"Mereka yang berteriak tentang kebebasan internet secara (absolute), yang mana pengawasan diserahkan langsung kepada mereka seperti "pak ogah" yang sedang mengatur lalu lintas. Yang mana, ketika ada masalah malah bersembunyi," tegas Roy. Roy mencontohkan, masalah yang terjadi terkait penghinaan antara murid ke guru melalui Facebook di Riau, semua yang berteriak kebebasan berinternet itu hanya diam saja. Padahal, jika melihat berita yang bergulir, banyak pendapat yang saling bertentangan antara guru dan murid.

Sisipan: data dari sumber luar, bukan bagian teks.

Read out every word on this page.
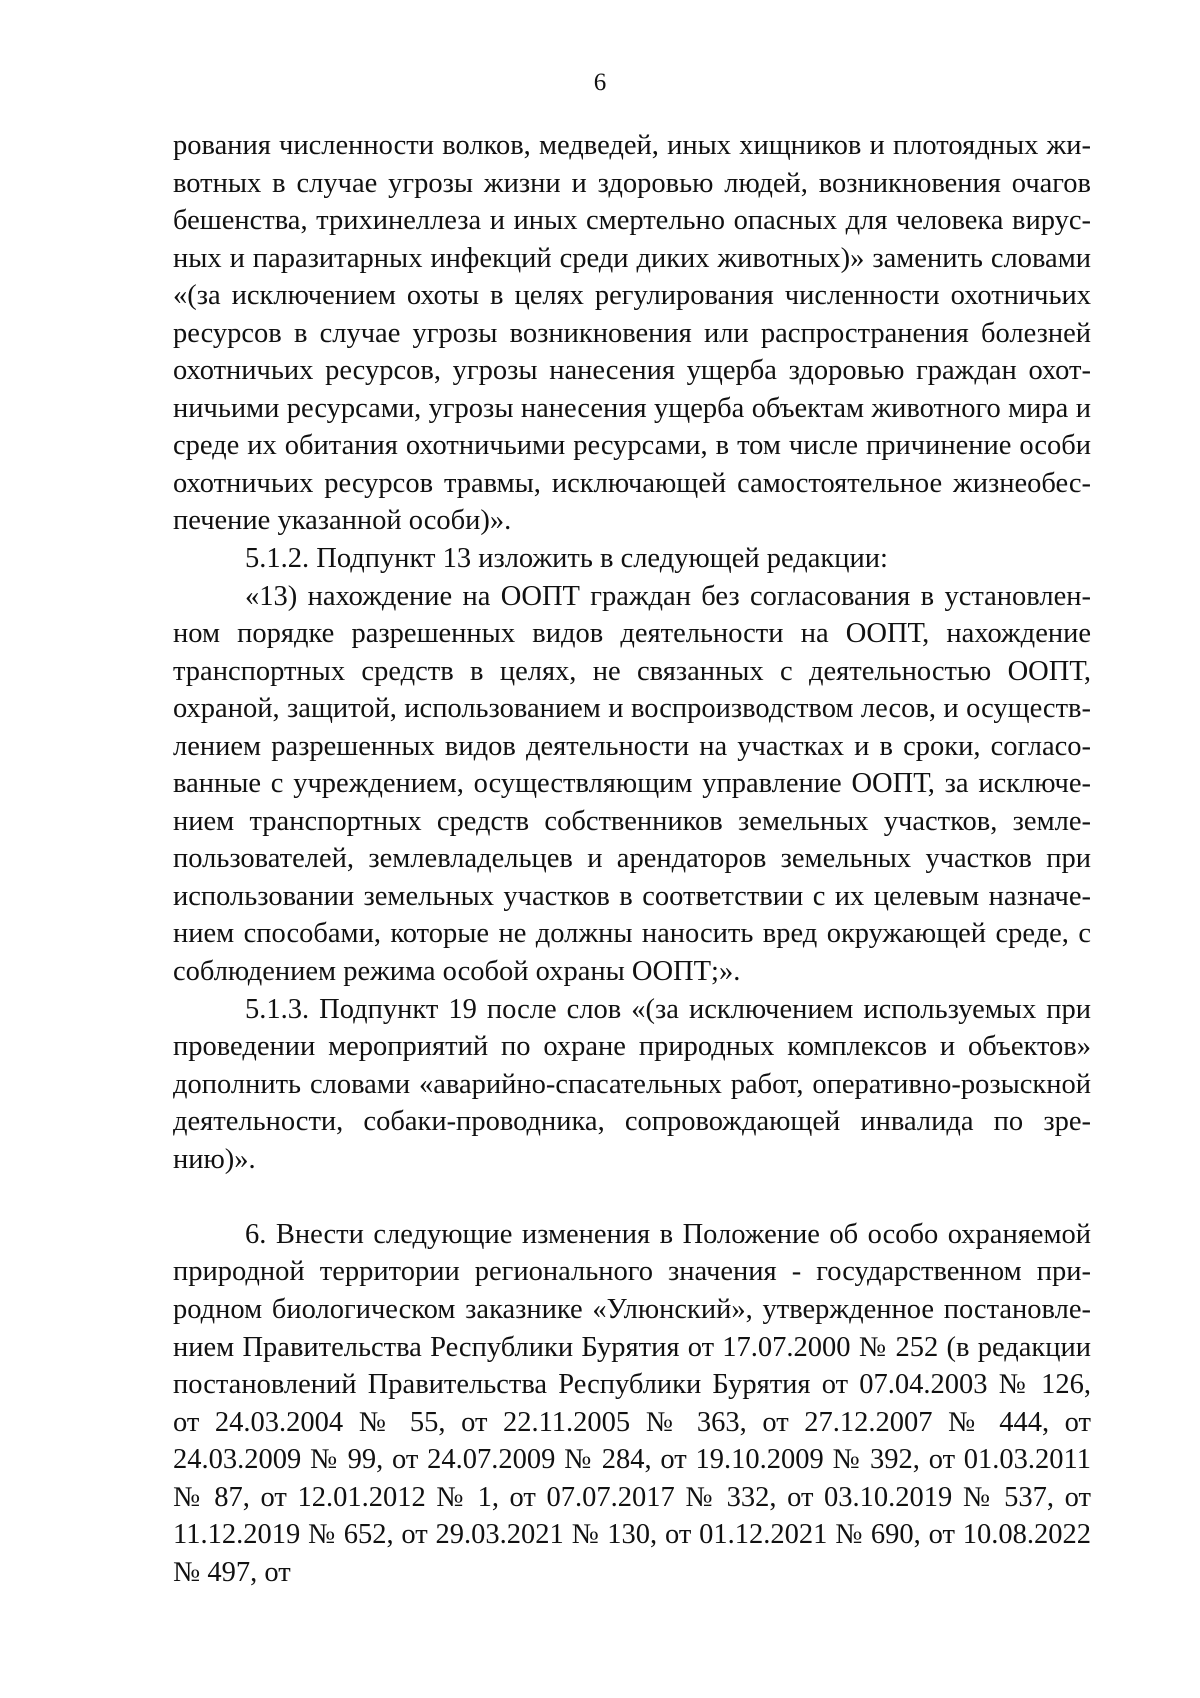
6

рования численности волков, медведей, иных хищников и плотоядных животных в случае угрозы жизни и здоровью людей, возникновения очагов бешенства, трихинеллеза и иных смертельно опасных для человека вирусных и паразитарных инфекций среди диких животных)» заменить словами «(за исключением охоты в целях регулирования численности охотничьих ресурсов в случае угрозы возникновения или распространения болезней охотничьих ресурсов, угрозы нанесения ущерба здоровью граждан охотничьими ресурсами, угрозы нанесения ущерба объектам животного мира и среде их обитания охотничьими ресурсами, в том числе причинение особи охотничьих ресурсов травмы, исключающей самостоятельное жизнеобеспечение указанной особи)».

5.1.2. Подпункт 13 изложить в следующей редакции:

«13) нахождение на ООПТ граждан без согласования в установленном порядке разрешенных видов деятельности на ООПТ, нахождение транспортных средств в целях, не связанных с деятельностью ООПТ, охраной, защитой, использованием и воспроизводством лесов, и осуществлением разрешенных видов деятельности на участках и в сроки, согласованные с учреждением, осуществляющим управление ООПТ, за исключением транспортных средств собственников земельных участков, землепользователей, землевладельцев и арендаторов земельных участков при использовании земельных участков в соответствии с их целевым назначением способами, которые не должны наносить вред окружающей среде, с соблюдением режима особой охраны ООПТ;».

5.1.3. Подпункт 19 после слов «(за исключением используемых при проведении мероприятий по охране природных комплексов и объектов» дополнить словами «аварийно-спасательных работ, оперативно-розыскной деятельности, собаки-проводника, сопровождающей инвалида по зрению)».

6. Внести следующие изменения в Положение об особо охраняемой природной территории регионального значения - государственном природном биологическом заказнике «Улюнский», утвержденное постановлением Правительства Республики Бурятия от 17.07.2000 № 252 (в редакции постановлений Правительства Республики Бурятия от 07.04.2003 № 126, от 24.03.2004 № 55, от 22.11.2005 № 363, от 27.12.2007 № 444, от 24.03.2009 № 99, от 24.07.2009 № 284, от 19.10.2009 № 392, от 01.03.2011 № 87, от 12.01.2012 № 1, от 07.07.2017 № 332, от 03.10.2019 № 537, от 11.12.2019 № 652, от 29.03.2021 № 130, от 01.12.2021 № 690, от 10.08.2022 № 497, от
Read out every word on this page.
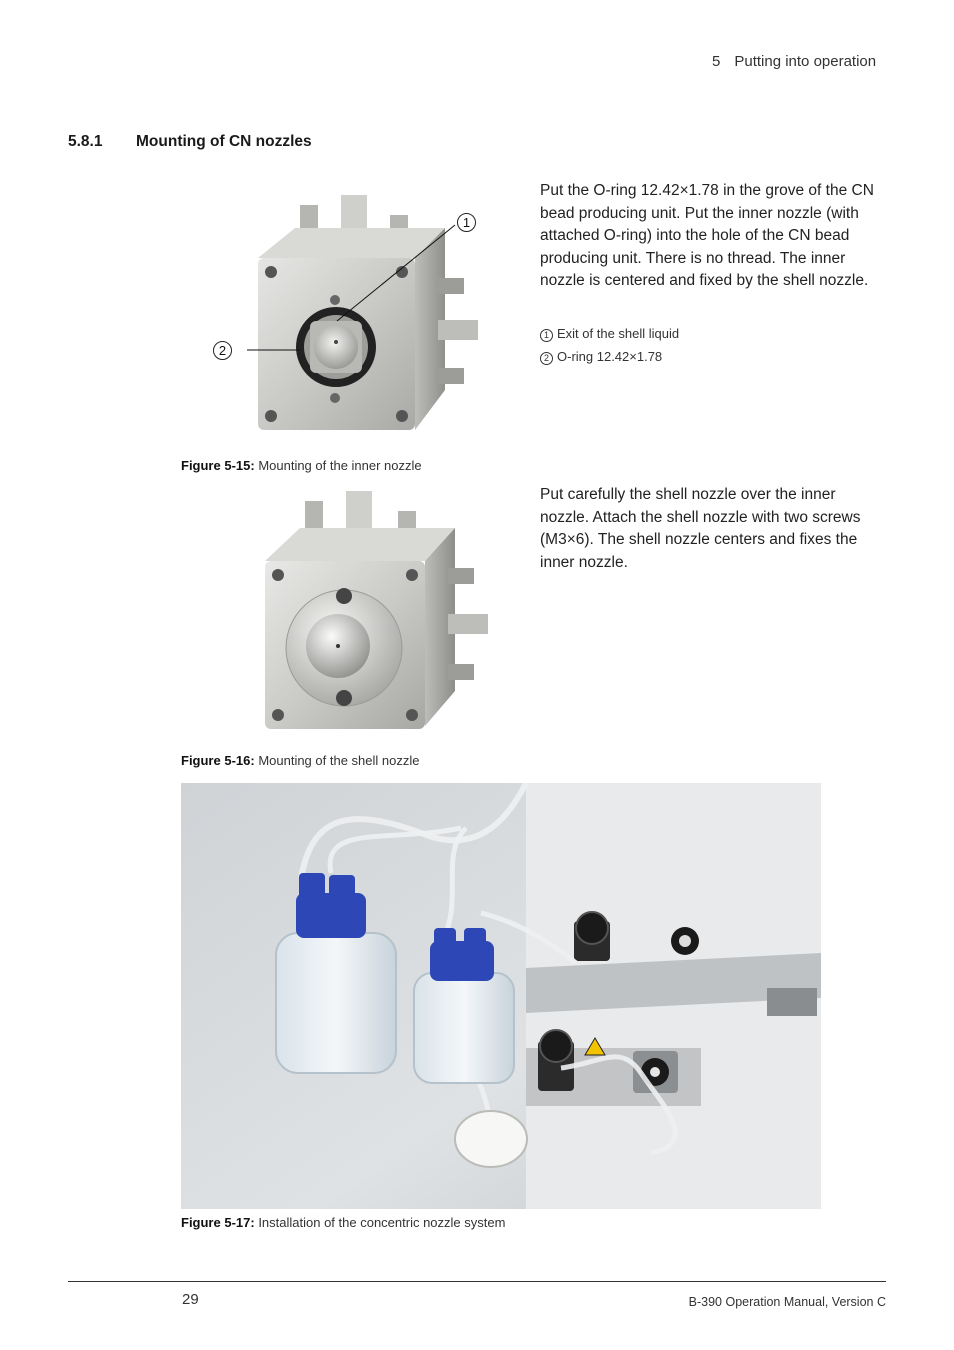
5 Putting into operation
5.8.1 Mounting of CN nozzles
1
2
Put the O-ring 12.42×1.78 in the grove of the CN bead producing unit. Put the inner nozzle (with attached O-ring) into the hole of the CN bead producing unit. There is no thread. The inner nozzle is centered and fixed by the shell nozzle.
1 Exit of the shell liquid
2 O-ring 12.42×1.78
Figure 5-15: Mounting of the inner nozzle
Put carefully the shell nozzle over the inner nozzle. Attach the shell nozzle with two screws (M3×6). The shell nozzle centers and fixes the inner nozzle.
Figure 5-16: Mounting of the shell nozzle
Figure 5-17: Installation of the concentric nozzle system
29	B-390 Operation Manual, Version C
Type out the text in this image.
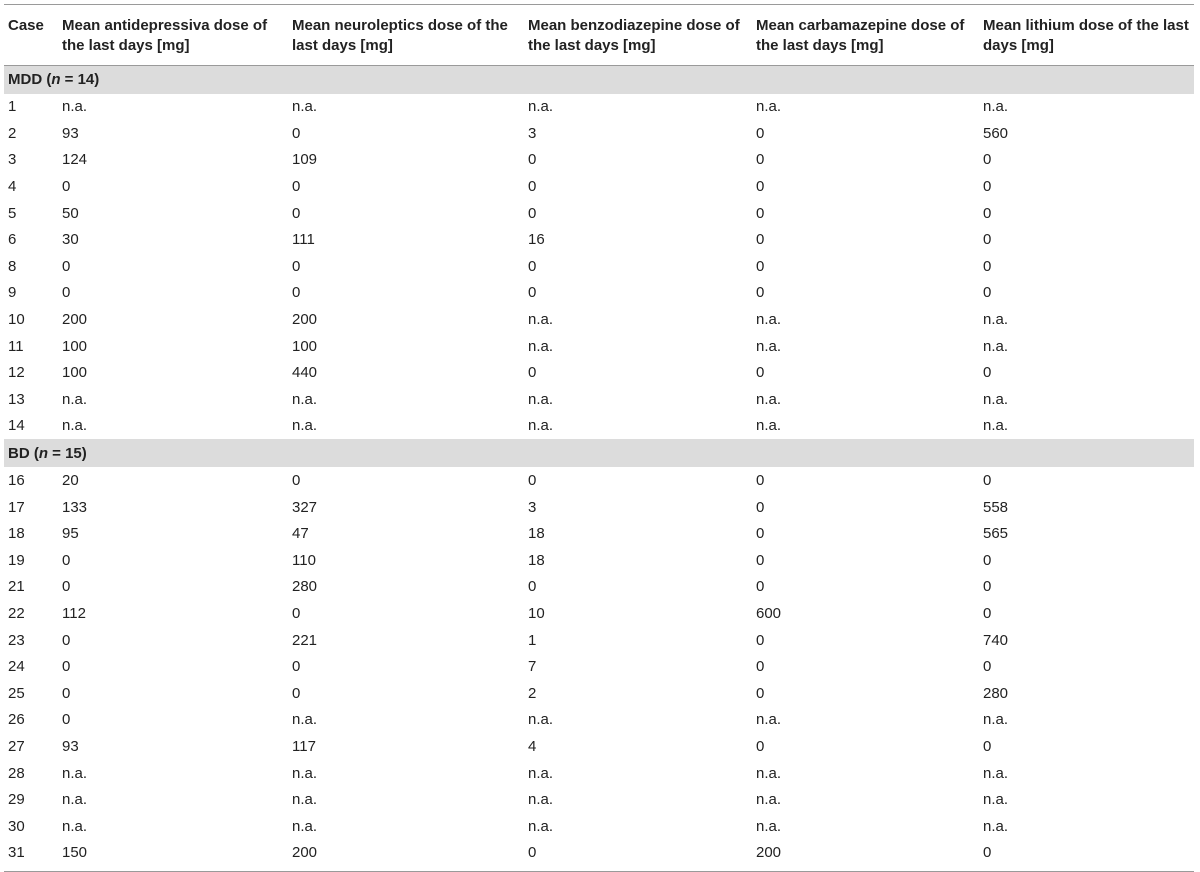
Case	Mean antidepressiva dose of the last days [mg]	Mean neuroleptics dose of the last days [mg]	Mean benzodiazepine dose of the last days [mg]	Mean carbamazepine dose of the last days [mg]	Mean lithium dose of the last days [mg]
MDD (n = 14)					
1	n.a.	n.a.	n.a.	n.a.	n.a.
2	93	0	3	0	560
3	124	109	0	0	0
4	0	0	0	0	0
5	50	0	0	0	0
6	30	111	16	0	0
8	0	0	0	0	0
9	0	0	0	0	0
10	200	200	n.a.	n.a.	n.a.
11	100	100	n.a.	n.a.	n.a.
12	100	440	0	0	0
13	n.a.	n.a.	n.a.	n.a.	n.a.
14	n.a.	n.a.	n.a.	n.a.	n.a.
BD (n = 15)					
16	20	0	0	0	0
17	133	327	3	0	558
18	95	47	18	0	565
19	0	110	18	0	0
21	0	280	0	0	0
22	112	0	10	600	0
23	0	221	1	0	740
24	0	0	7	0	0
25	0	0	2	0	280
26	0	n.a.	n.a.	n.a.	n.a.
27	93	117	4	0	0
28	n.a.	n.a.	n.a.	n.a.	n.a.
29	n.a.	n.a.	n.a.	n.a.	n.a.
30	n.a.	n.a.	n.a.	n.a.	n.a.
31	150	200	0	200	0
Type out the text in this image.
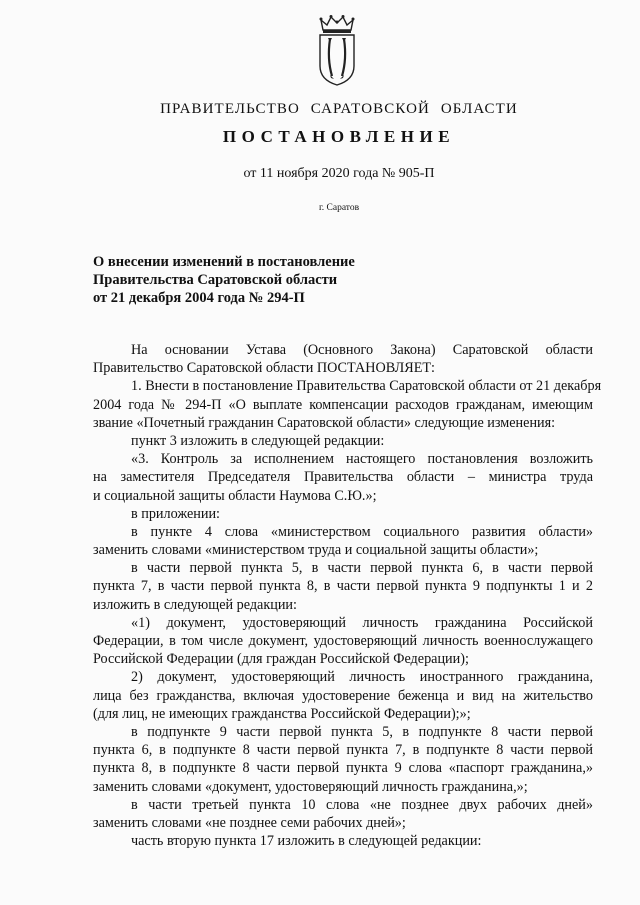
ПРАВИТЕЛЬСТВО САРАТОВСКОЙ ОБЛАСТИ
ПОСТАНОВЛЕНИЕ
от 11 ноября 2020 года № 905-П
г. Саратов
О внесении изменений в постановление
Правительства Саратовской области
от 21 декабря 2004 года № 294-П
На основании Устава (Основного Закона) Саратовской области
Правительство Саратовской области ПОСТАНОВЛЯЕТ:
1. Внести в постановление Правительства Саратовской области от 21 декабря
2004 года № 294-П «О выплате компенсации расходов гражданам, имеющим
звание «Почетный гражданин Саратовской области» следующие изменения:
пункт 3 изложить в следующей редакции:
«3. Контроль за исполнением настоящего постановления возложить
на заместителя Председателя Правительства области – министра труда
и социальной защиты области Наумова С.Ю.»;
в приложении:
в пункте 4 слова «министерством социального развития области»
заменить словами «министерством труда и социальной защиты области»;
в части первой пункта 5, в части первой пункта 6, в части первой
пункта 7, в части первой пункта 8, в части первой пункта 9 подпункты 1 и 2
изложить в следующей редакции:
«1) документ, удостоверяющий личность гражданина Российской
Федерации, в том числе документ, удостоверяющий личность военнослужащего
Российской Федерации (для граждан Российской Федерации);
2) документ, удостоверяющий личность иностранного гражданина,
лица без гражданства, включая удостоверение беженца и вид на жительство
(для лиц, не имеющих гражданства Российской Федерации);»;
в подпункте 9 части первой пункта 5, в подпункте 8 части первой
пункта 6, в подпункте 8 части первой пункта 7, в подпункте 8 части первой
пункта 8, в подпункте 8 части первой пункта 9 слова «паспорт гражданина,»
заменить словами «документ, удостоверяющий личность гражданина,»;
в части третьей пункта 10 слова «не позднее двух рабочих дней»
заменить словами «не позднее семи рабочих дней»;
часть вторую пункта 17 изложить в следующей редакции:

Untuk itulah, anggota pokja Kominfo di DPR itu setuju jika dibuat semacam rambu-rambu yang mengatur tindak tanduk pengguna internet, seperti RPM Multimedia ini. Kendati demikian, dia juga tidak menyetujui kalau pemerintah membentuk 'polisi' baru yang terbentuk dalam tim pengawas multimedia. "Ibarat pengemudi di jalan raya, perlu dibuat rambu-rambu dalam bentuk peraturan. Tapi, tidak perlu sampai dibentuk 'polisi' baru, karena sudah ada penegak hukum yang ada. Jadi intinya, peraturan sebagai rambu, masyarakat turut mengawasi, dan polisi sebagai penegak hukumnya," tegas anggota DPR dari Fraksi Demokrat ini.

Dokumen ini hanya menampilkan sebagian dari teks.